You can almost picture him.
He sits in ashes, scraping his boil-covered skin with a piece of broken pottery. He sits, deep in mourning. God had given him many good things: oxen, donkeys, sheep, camels. He had servants to keep these animals. Most precious of all, he had sons and daughters, beloved children who just recently were eating and drinking together in their oldest brother’s house. These were all good gifts from the LORD, the LORD whom Job served faithfully.
In a moment, Job lost them all.
Now, as he mourns, Job’s own body seems to fail him. He finds his skin covered with sores, adding weakness to weakness.
His wife approaches, calling him to curse God and embrace death. Whether she lost her faith and speaks now from bitterness or else feels the weight of her husband’s grief and seeks to see his suffering end, we aren’t sure. Whatever her motivation, it warrants a strange response from Job.
“Shall we receive good from God, and shall we not receive evil?”
Job didn’t seem surprised by trouble. In spite of Satan’s charge that Job’s reverence found root in God’s blessing, Job still worshiped in his sorrow. His circumstances seemed almost unrelated to his faithfulness; he did not worship because of them and he did not cease to worship in their absence. Job’s eyes remained fixed on the LORD, who remained worthy of worship regardless of Job’s experiences.
Job didn’t deny the pain of his situation, however, and his example may instruct us. Just as celebration and enjoyment are the right responses to the sweeter things in life, so sorrow and lamentation are the right responses to tragedy. Job mourned. The author records Job’s response to the bitter news.
Then Job arose and tore his robe and shaved his head and fell on the ground and worshiped. And he said, “Naked I came from my mother’s womb, and naked shall I return. The LORD gave, and the LORD has taken away; blessed be the name of the LORD.” In all this Job did not sin or charge God with wrong.

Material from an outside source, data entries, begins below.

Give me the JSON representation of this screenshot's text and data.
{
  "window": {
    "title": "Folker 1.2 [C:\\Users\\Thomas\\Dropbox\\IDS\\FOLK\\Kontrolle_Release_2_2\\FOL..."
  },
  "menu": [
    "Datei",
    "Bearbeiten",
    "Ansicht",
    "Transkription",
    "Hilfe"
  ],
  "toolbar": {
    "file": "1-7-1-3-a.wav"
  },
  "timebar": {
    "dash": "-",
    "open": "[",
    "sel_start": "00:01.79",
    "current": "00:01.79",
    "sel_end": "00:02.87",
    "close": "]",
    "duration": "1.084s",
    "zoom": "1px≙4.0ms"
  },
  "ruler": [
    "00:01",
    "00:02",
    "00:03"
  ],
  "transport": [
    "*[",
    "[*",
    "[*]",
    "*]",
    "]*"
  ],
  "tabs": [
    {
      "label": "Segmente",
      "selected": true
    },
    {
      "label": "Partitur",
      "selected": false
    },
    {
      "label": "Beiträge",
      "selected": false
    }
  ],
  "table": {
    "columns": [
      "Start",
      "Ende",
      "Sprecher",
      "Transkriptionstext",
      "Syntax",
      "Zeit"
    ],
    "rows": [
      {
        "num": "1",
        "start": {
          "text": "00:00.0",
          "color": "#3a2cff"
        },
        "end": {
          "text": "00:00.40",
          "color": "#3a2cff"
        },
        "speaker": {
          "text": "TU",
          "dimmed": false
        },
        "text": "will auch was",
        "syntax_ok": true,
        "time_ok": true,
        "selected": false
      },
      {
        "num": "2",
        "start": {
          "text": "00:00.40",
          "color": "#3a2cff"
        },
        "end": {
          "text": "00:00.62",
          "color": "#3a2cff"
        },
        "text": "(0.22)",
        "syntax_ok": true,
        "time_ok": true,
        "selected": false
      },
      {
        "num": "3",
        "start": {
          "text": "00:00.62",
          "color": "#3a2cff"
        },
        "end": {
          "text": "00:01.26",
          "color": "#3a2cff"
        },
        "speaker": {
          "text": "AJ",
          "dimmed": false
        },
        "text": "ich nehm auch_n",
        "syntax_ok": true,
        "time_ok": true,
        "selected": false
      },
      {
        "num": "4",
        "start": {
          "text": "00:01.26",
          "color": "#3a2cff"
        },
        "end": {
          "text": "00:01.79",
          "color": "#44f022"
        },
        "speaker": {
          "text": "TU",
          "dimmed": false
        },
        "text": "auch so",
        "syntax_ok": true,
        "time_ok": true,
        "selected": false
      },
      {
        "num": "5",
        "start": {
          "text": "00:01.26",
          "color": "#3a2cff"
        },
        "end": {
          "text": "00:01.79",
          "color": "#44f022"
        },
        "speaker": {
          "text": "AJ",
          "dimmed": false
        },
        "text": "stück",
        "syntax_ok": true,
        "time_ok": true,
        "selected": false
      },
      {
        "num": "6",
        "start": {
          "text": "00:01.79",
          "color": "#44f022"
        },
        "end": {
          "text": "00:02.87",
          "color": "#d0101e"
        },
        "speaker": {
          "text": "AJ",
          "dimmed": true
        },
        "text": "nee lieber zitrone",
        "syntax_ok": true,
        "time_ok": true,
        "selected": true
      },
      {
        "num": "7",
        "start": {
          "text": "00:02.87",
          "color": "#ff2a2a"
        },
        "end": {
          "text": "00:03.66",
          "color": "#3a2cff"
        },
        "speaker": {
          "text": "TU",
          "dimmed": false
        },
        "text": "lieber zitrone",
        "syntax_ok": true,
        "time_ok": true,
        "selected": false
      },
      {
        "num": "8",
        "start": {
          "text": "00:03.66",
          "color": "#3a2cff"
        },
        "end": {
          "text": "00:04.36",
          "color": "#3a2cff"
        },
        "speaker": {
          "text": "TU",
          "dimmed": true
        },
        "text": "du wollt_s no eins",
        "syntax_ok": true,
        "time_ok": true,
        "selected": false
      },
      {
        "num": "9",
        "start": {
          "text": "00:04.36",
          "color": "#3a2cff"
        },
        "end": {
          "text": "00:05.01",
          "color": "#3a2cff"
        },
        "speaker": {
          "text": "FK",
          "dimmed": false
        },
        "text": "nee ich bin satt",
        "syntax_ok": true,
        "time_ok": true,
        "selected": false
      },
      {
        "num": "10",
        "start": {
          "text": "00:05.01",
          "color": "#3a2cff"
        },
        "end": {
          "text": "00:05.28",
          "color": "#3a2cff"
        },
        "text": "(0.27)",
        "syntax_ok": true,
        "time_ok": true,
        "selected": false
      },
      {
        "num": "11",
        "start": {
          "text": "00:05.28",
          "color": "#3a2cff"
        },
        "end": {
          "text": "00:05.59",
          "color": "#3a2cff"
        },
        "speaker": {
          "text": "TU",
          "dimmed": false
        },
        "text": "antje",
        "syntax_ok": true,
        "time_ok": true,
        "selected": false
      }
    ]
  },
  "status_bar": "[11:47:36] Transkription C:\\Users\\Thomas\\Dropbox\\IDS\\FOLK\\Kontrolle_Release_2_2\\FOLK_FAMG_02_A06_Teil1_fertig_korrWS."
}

Job grieved his losses, feeling deeply the weight of his hardship. He struggled to understand his situation, as seen later in the book. Yet through it all, Job did not sin or accuse God of evil. His grief was not sinful, and his tears were not inappropriate. His faith remained firm, though, fixed on an unshakable foundation. He knew that his life was the LORD’s, and he received whatever the LORD saw fit to allow.
I want to be like Job, but I’m often quite dissimilar. I fret when plans fall through, fear when comfort gives way, and forget the goodness of God in the face of adversity. I tend to grow bitter when I don’t get my way. I want to receive good, but I don’t want to receive adversity.
I can learn much from Job. He received no answers to his questions, no explanation from the LORD for his tragedies. But he knew the LORD and came to know him better through his adversity, and that was enough. Likewise, I can trust the Almighty. I can receive whatever God chooses to give because whatever he gives, wanted or not, can further my relationship with him. And ultimately, that’s the goal, the purpose, the only hope. His grace is sufficient (2 Corinthians 12:9). Maybe, by learning from Job’s example, I can accept adversity with worship, holding fast to the one who is holding fast to me.